LF: J’aimerais accrocher aussi les adolescents au passage, mais vous avez raison.

Blackout image film

HQ: Vous avez mentionné que vous n’êtes pas un cinéaste populaire, car vos films ne font pas peur.

LF: Ils sont effrayants si on les analyse un peu, mais ce ne sont jamais les monstres directement qui créent la peur dans mes films, mais plutôt l’erreur humaine. Je crois que mon seul film vraiment terrifiant est mon épisode de la série Fear Itself, dont le titre est Skin & Bones.

HQ: On sait tous que vous aimez le mythe du Wendigo, mais sinon vous venez d’offrir récemment une relecture de Frankenstein avec Depraved, et maintenant vous repensez The Wolfman. Est-ce qu’on peut s’attendre à voir bientôt votre version de The Invisible Man ou de The Mummy?

LF: Je suis très heureux de votre question puisque plein de gens me demandent si je compte refaire The Mummy. Je ne peux pas faire un film de momies.

HQ: Pourtant, l’histoire de fond est tragique, et qu’on y parle assez de la bêtise humaine. Je crois, au contraire, que ça pourrait tomber directement dans vos cordes.

LF: [Rires] Je devrais peut-être essayer.

Blackout peinture image film

HQ: Il n’en demeure pas moins que votre précédent film, Depraved, est sorti il y a quatre ans. Avec la COVID et les réformes qu’elle a impliquées au cinéma, est-ce que c’était plus dur qu’avant de ramasser des fonds pour réaliser un film d’horreur indépendant?

LF: Je ne trouve jamais d’argent. C’est la raison pour laquelle je tourne de très petits films. Maintenant, je suis également plus vieux et j’ai besoin de tourner le film rapidement. Cela m’a pris des années pour réaliser Depraved et je n’ai plus le temps de supplier Hollywood, qui ne me donnera rien de toute façon. C’est frustrant dans un sens, mais ça me permet une plus grande liberté créatrice.

HQ: Quelle est la partie la plus difficile pour vous, alors? Quand vous pensez aux contraintes budgétaires, est-ce que c’est plus difficile d’écrire, de produire ou de réaliser?

LF: Chaque phase est difficile, mais ça reste une forme artistique formidable. Je ne réalise pas de gros films avec des vedettes qui attirent les foules. D’une certaine manière, chaque étape est un combat. Mais ces deux heures où vous captez l’attention des spectateurs, c’est grandiose. Peut-être est-ce la raison pour laquelle je ne suis pas attiré par les séries. Bien sûr, il y a des liens entre mes films, mais j’aime raconter une histoire du début à la fin. J’aime cette forme qu’est le cinéma.

HQ: Avez-vous l’impression que les blockbusters d’épouvante d’aujourd’hui, qui ont souvent de bons budgets, sont de moindre qualité qu’autrefois?

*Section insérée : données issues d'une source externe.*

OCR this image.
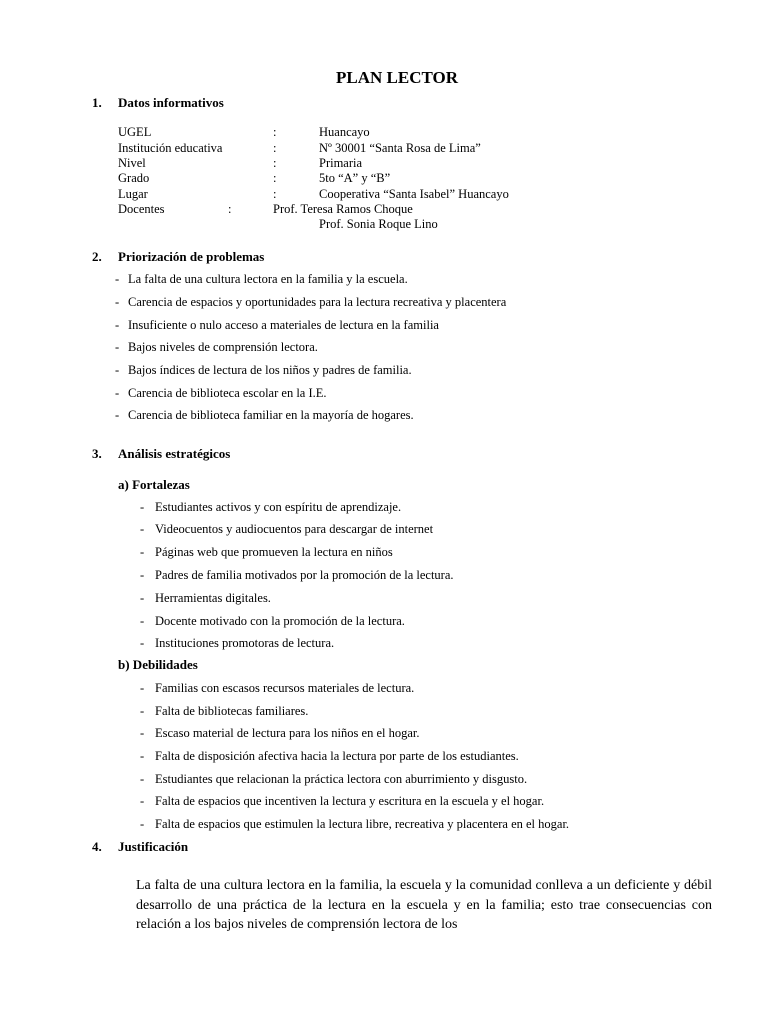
PLAN LECTOR
1. Datos informativos
UGEL	:	Huancayo
Institución educativa	:	Nº 30001 “Santa Rosa de Lima”
Nivel	:	Primaria
Grado	:	5to “A” y “B”
Lugar	:	Cooperativa “Santa Isabel” Huancayo
Docentes	:	Prof. Teresa Ramos Choque
Prof. Sonia Roque Lino
2. Priorización de problemas
- La falta de una cultura lectora en la familia y la escuela.
- Carencia de espacios y oportunidades para la lectura recreativa y placentera
- Insuficiente o nulo acceso a materiales de lectura en la familia
- Bajos niveles de comprensión lectora.
- Bajos índices de lectura de los niños y padres de familia.
- Carencia de biblioteca escolar en la I.E.
- Carencia de biblioteca familiar en la mayoría de hogares.
3. Análisis estratégicos
a) Fortalezas
- Estudiantes activos y con espíritu de aprendizaje.
- Videocuentos y audiocuentos para descargar de internet
- Páginas web que promueven la lectura en niños
- Padres de familia motivados por la promoción de la lectura.
- Herramientas digitales.
- Docente motivado con la promoción de la lectura.
- Instituciones promotoras de lectura.
b) Debilidades
- Familias con escasos recursos materiales de lectura.
- Falta de bibliotecas familiares.
- Escaso material de lectura para los niños en el hogar.
- Falta de disposición afectiva hacia la lectura por parte de los estudiantes.
- Estudiantes que relacionan la práctica lectora con aburrimiento y disgusto.
- Falta de espacios que incentiven la lectura y escritura en la escuela y el hogar.
- Falta de espacios que estimulen la lectura libre, recreativa y placentera en el hogar.
4. Justificación
La falta de una cultura lectora en la familia, la escuela y la comunidad conlleva a un deficiente y débil desarrollo de una práctica de la lectura en la escuela y en la familia; esto trae consecuencias con relación a los bajos niveles de comprensión lectora de los
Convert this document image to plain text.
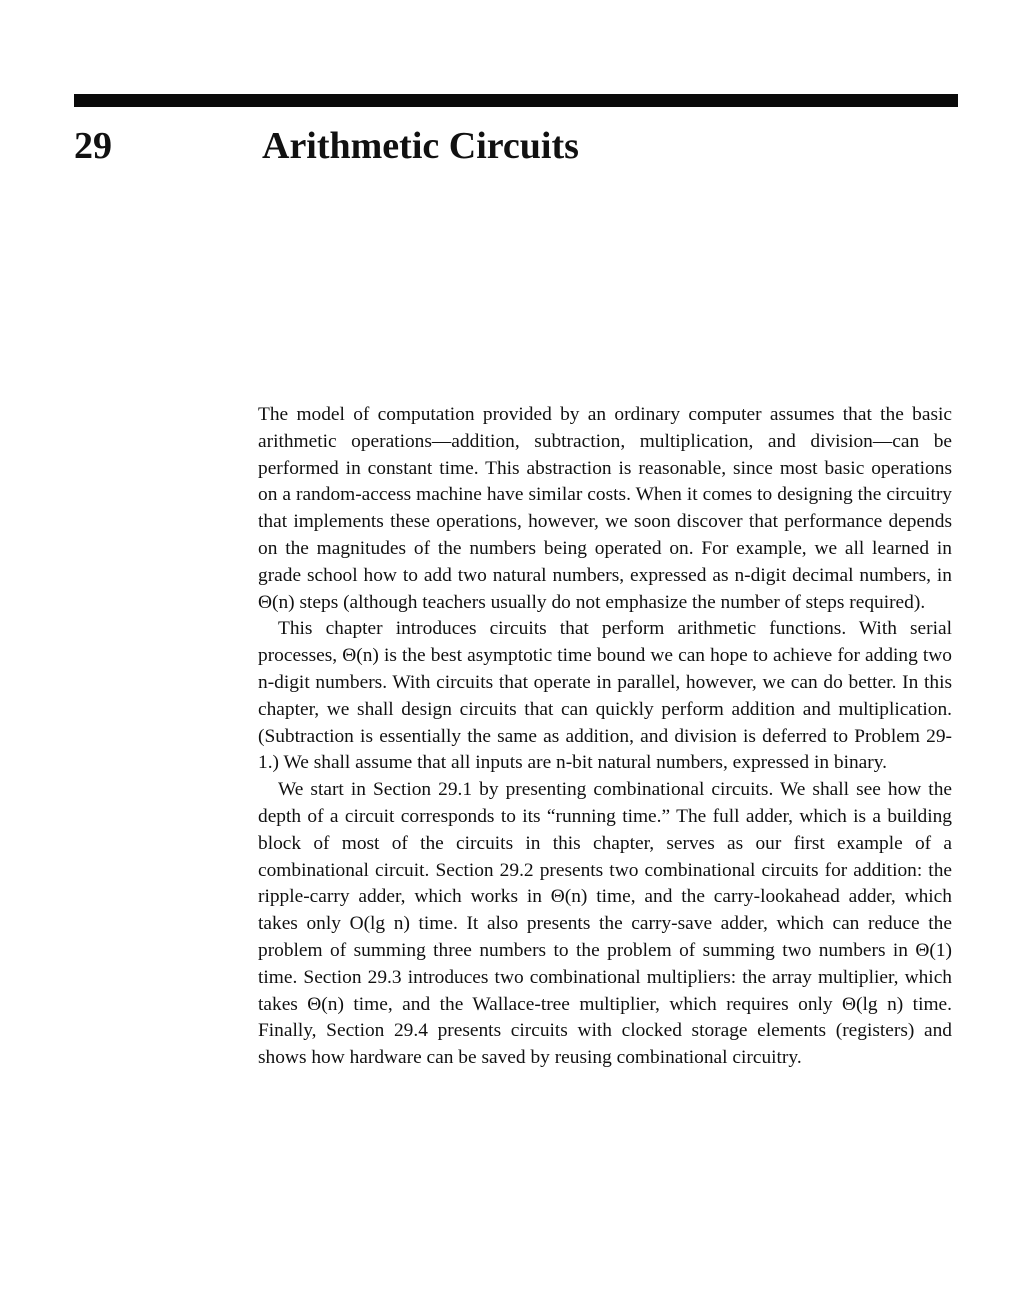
29	Arithmetic Circuits

The model of computation provided by an ordinary computer assumes that the basic arithmetic operations—addition, subtraction, multiplication, and division—can be performed in constant time. This abstraction is reasonable, since most basic operations on a random-access machine have similar costs. When it comes to designing the circuitry that implements these operations, however, we soon discover that performance depends on the magnitudes of the numbers being operated on. For example, we all learned in grade school how to add two natural numbers, expressed as n-digit decimal numbers, in Θ(n) steps (although teachers usually do not emphasize the number of steps required).

This chapter introduces circuits that perform arithmetic functions. With serial processes, Θ(n) is the best asymptotic time bound we can hope to achieve for adding two n-digit numbers. With circuits that operate in parallel, however, we can do better. In this chapter, we shall design circuits that can quickly perform addition and multiplication. (Subtraction is essentially the same as addition, and division is deferred to Problem 29-1.) We shall assume that all inputs are n-bit natural numbers, expressed in binary.

We start in Section 29.1 by presenting combinational circuits. We shall see how the depth of a circuit corresponds to its “running time.” The full adder, which is a building block of most of the circuits in this chapter, serves as our first example of a combinational circuit. Section 29.2 presents two combinational circuits for addition: the ripple-carry adder, which works in Θ(n) time, and the carry-lookahead adder, which takes only O(lg n) time. It also presents the carry-save adder, which can reduce the problem of summing three numbers to the problem of summing two numbers in Θ(1) time. Section 29.3 introduces two combinational multipliers: the array multiplier, which takes Θ(n) time, and the Wallace-tree multiplier, which requires only Θ(lg n) time. Finally, Section 29.4 presents circuits with clocked storage elements (registers) and shows how hardware can be saved by reusing combinational circuitry.
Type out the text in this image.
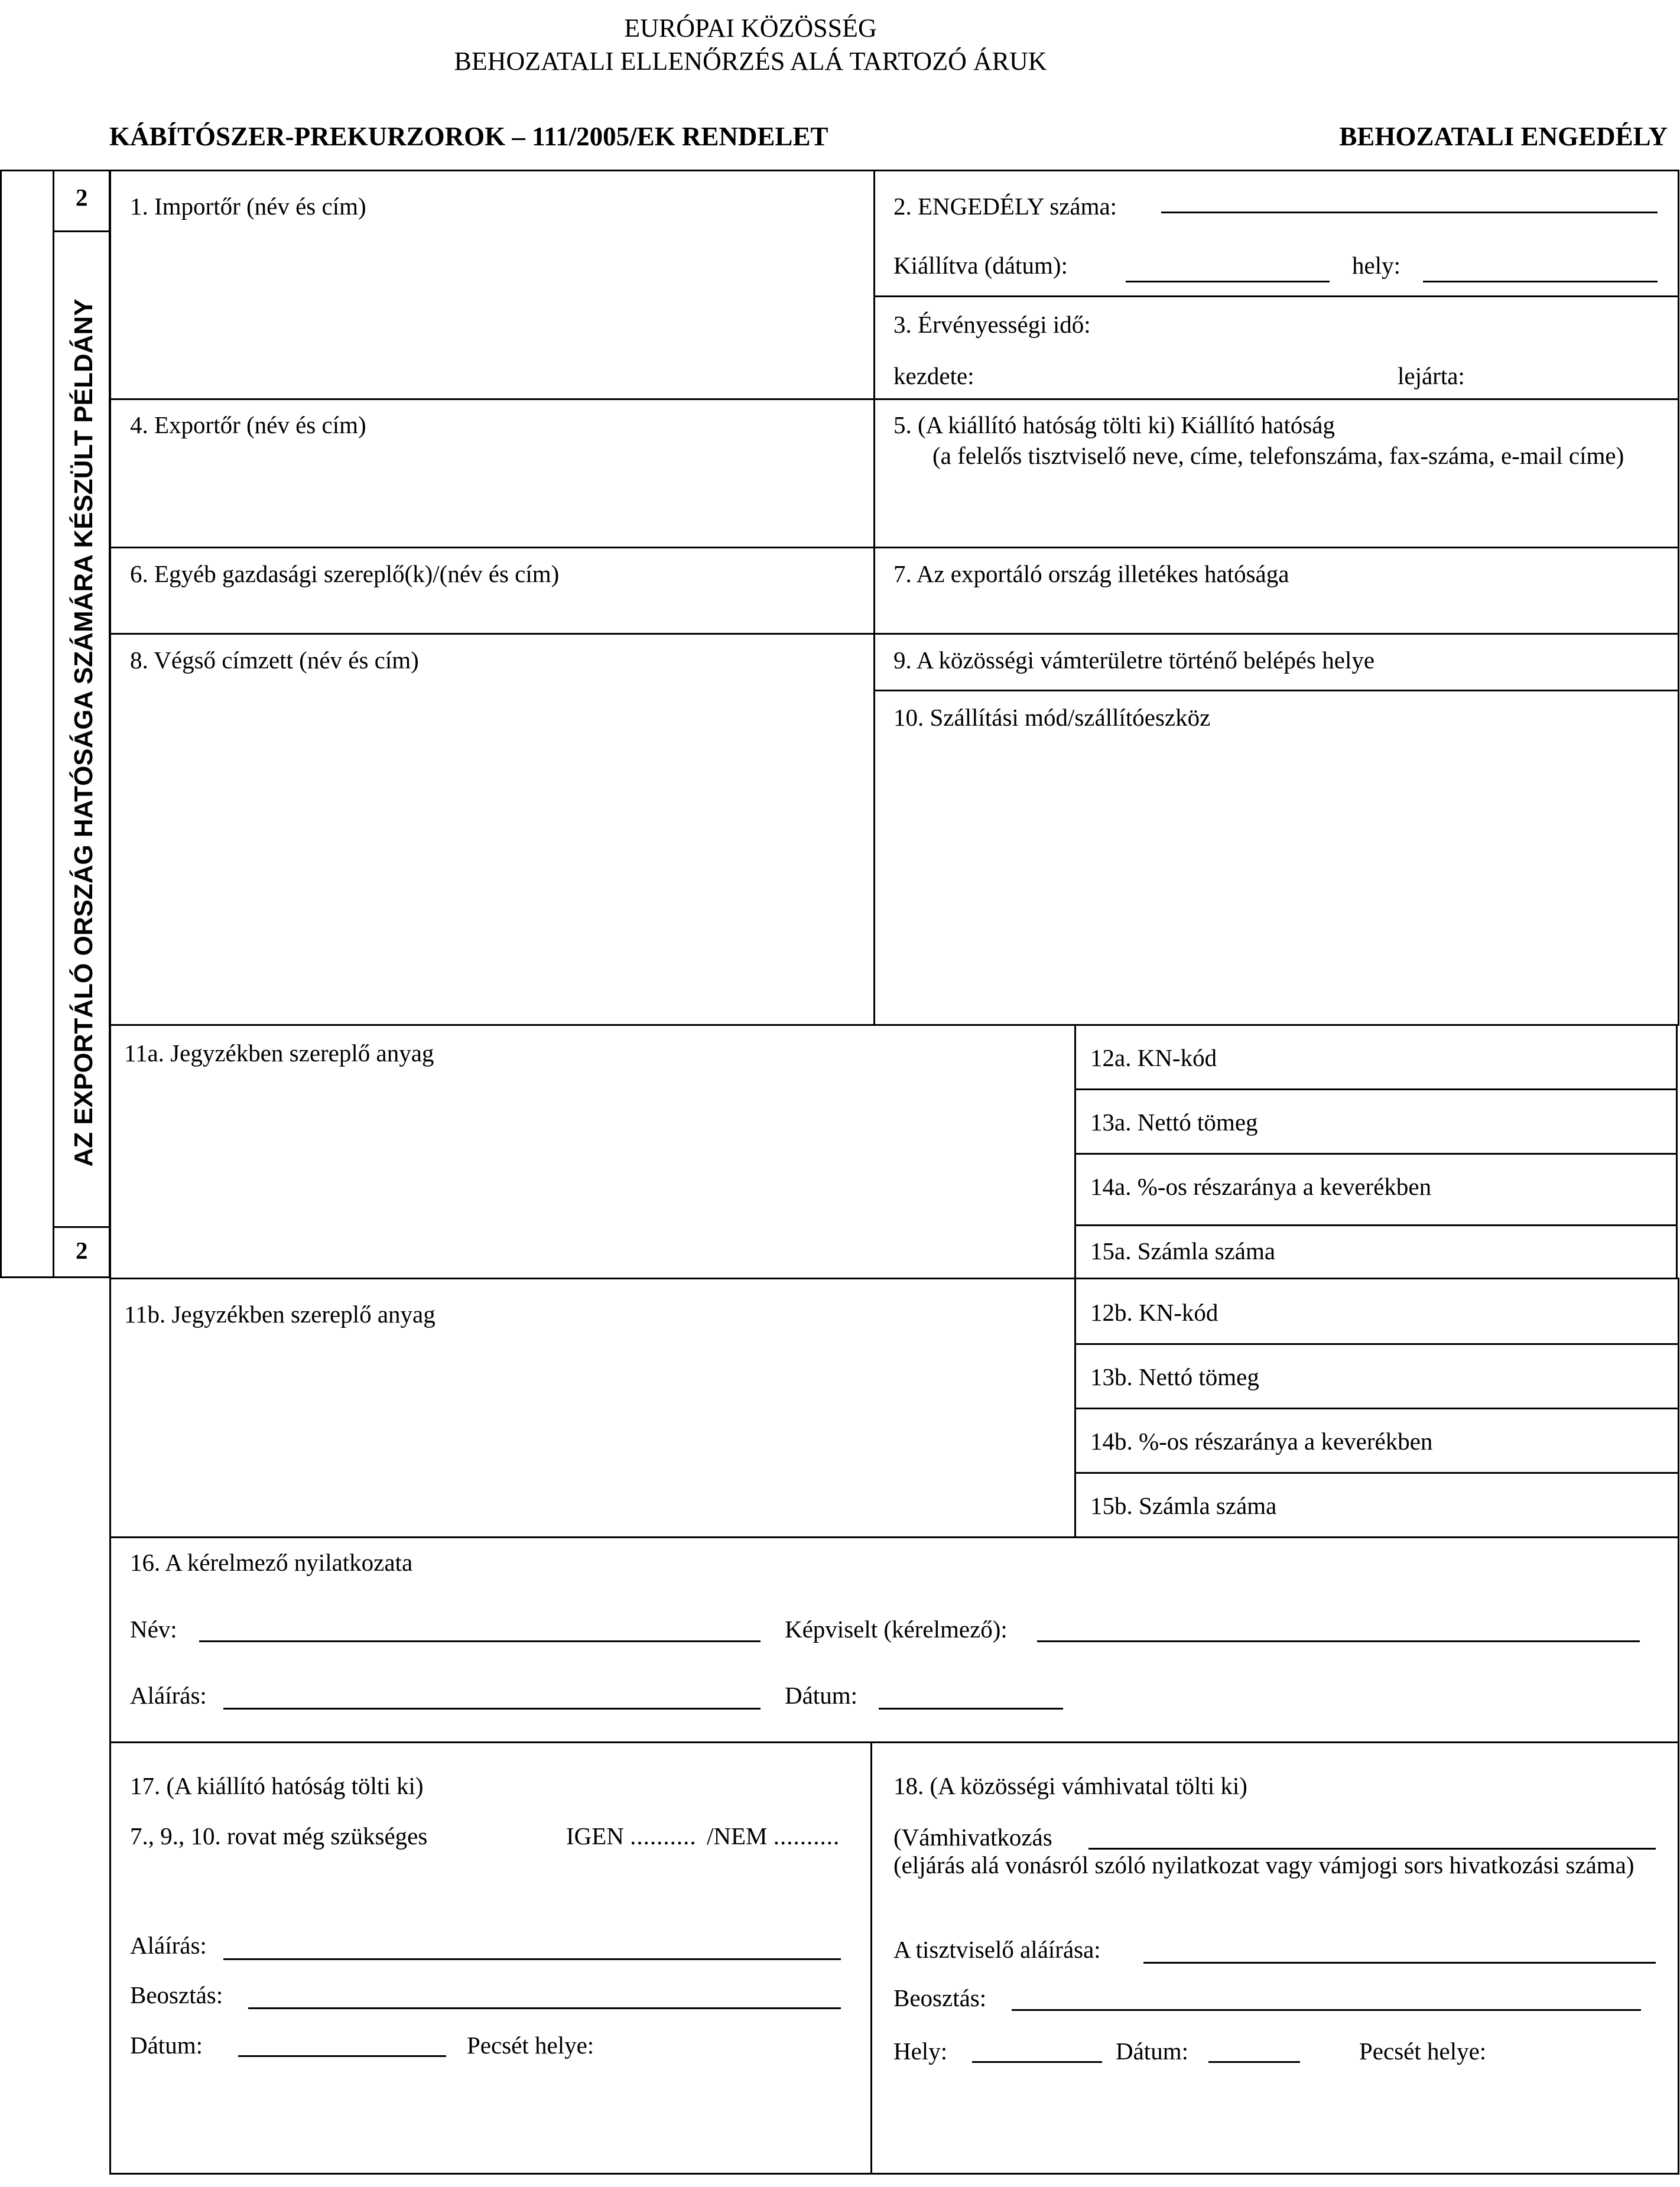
EURÓPAI KÖZÖSSÉG
BEHOZATALI ELLENŐRZÉS ALÁ TARTOZÓ ÁRUK
KÁBÍTÓSZER-PREKURZOROK – 111/2005/EK RENDELET	BEHOZATALI ENGEDÉLY
2
2
AZ EXPORTÁLÓ ORSZÁG HATÓSÁGA SZÁMÁRA KÉSZÜLT PÉLDÁNY
1. Importőr (név és cím)	2. ENGEDÉLY száma:
Kiállítva (dátum):	hely:
3. Érvényességi idő:
kezdete:	lejárta:
4. Exportőr (név és cím)	5. (A kiállító hatóság tölti ki) Kiállító hatóság
(a felelős tisztviselő neve, címe, telefonszáma, fax-száma, e-mail címe)
6. Egyéb gazdasági szereplő(k)/(név és cím)	7. Az exportáló ország illetékes hatósága
8. Végső címzett (név és cím)	9. A közösségi vámterületre történő belépés helye
10. Szállítási mód/szállítóeszköz
11a. Jegyzékben szereplő anyag	12a. KN-kód
13a. Nettó tömeg
14a. %-os részaránya a keverékben
15a. Számla száma
11b. Jegyzékben szereplő anyag	12b. KN-kód
13b. Nettó tömeg
14b. %-os részaránya a keverékben
15b. Számla száma
16. A kérelmező nyilatkozata
Név:	Képviselt (kérelmező):
Aláírás:	Dátum:
17. (A kiállító hatóság tölti ki)
7., 9., 10. rovat még szükséges	IGEN .......... /NEM ..........
Aláírás:
Beosztás:
Dátum:	Pecsét helye:
18. (A közösségi vámhivatal tölti ki)
(Vámhivatkozás
(eljárás alá vonásról szóló nyilatkozat vagy vámjogi sors hivatkozási száma)
A tisztviselő aláírása:
Beosztás:
Hely:	Dátum:	Pecsét helye:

LF: Le problème, c’est que quand on fait de l’horreur, la promotion se concentre sur le premier week-end au box-office. Il vous faut donc un fantôme ou une poupée maléfique. Souvent, on crée plus un produit que de l’art. Si on pense à un film comme Rosemary’s Baby, le film traitait de la libération sexuelle et de l’anxiété qui en découlait. C’était puissant. Aujourd’hui, on fait trop de films génériques ou de remakes qui, même lorsqu’ils sont bons, ne parlent plus du moment actuel. Si je pense, par exemple, à The Last House on the Left ou à The Texas Chain Saw Massacre, on y ressentait un côté hippie. On ne sent pas ça de la même façon dans leurs reprises.

Blackout Clay Von Carlowitz image film

HQ: À travers les années, vous avez souvent choisi à nouveau les mêmes acteurs. On reconnaît plusieurs de vos partenaires. À quel niveau est-ce important pour vous?

LF: Il y a une camaraderie qui survient derrière chaque film. Plusieurs réalisateurs fonctionnent comme ça. C’est peut-être aussi une façon de ne pas devoir convaincre de nouveaux visages de ce que je peux faire. J’aime bien travailler avec de nouvelles personnes aussi.

HQ: Vous êtes aussi un acteur très reconnu par les fans de films de genre. Je me demandais si un cinéaste vous avait inspiré sur un plateau à un point tel que vous souhaitiez lui ressembler.

LF: J’ai été dans deux films de Martin Scorsese et j’ai eu la chance d’observer deux artistes que j’adorais travailler ensemble. Je parle de lui et de De Niro. Marty est généreux et il va chercher le meilleur de ses acteurs en les mettant à l’aise. J’aime chaque réalisateur. Ils sont tous différents. Ted Geoghegan [Brooklyn 45] est si présent et chaleureux que ça vous inspire forcément.


Blackout sera à nouveau diffusé le 27 juillet dans le cadre du festival de Fantasia.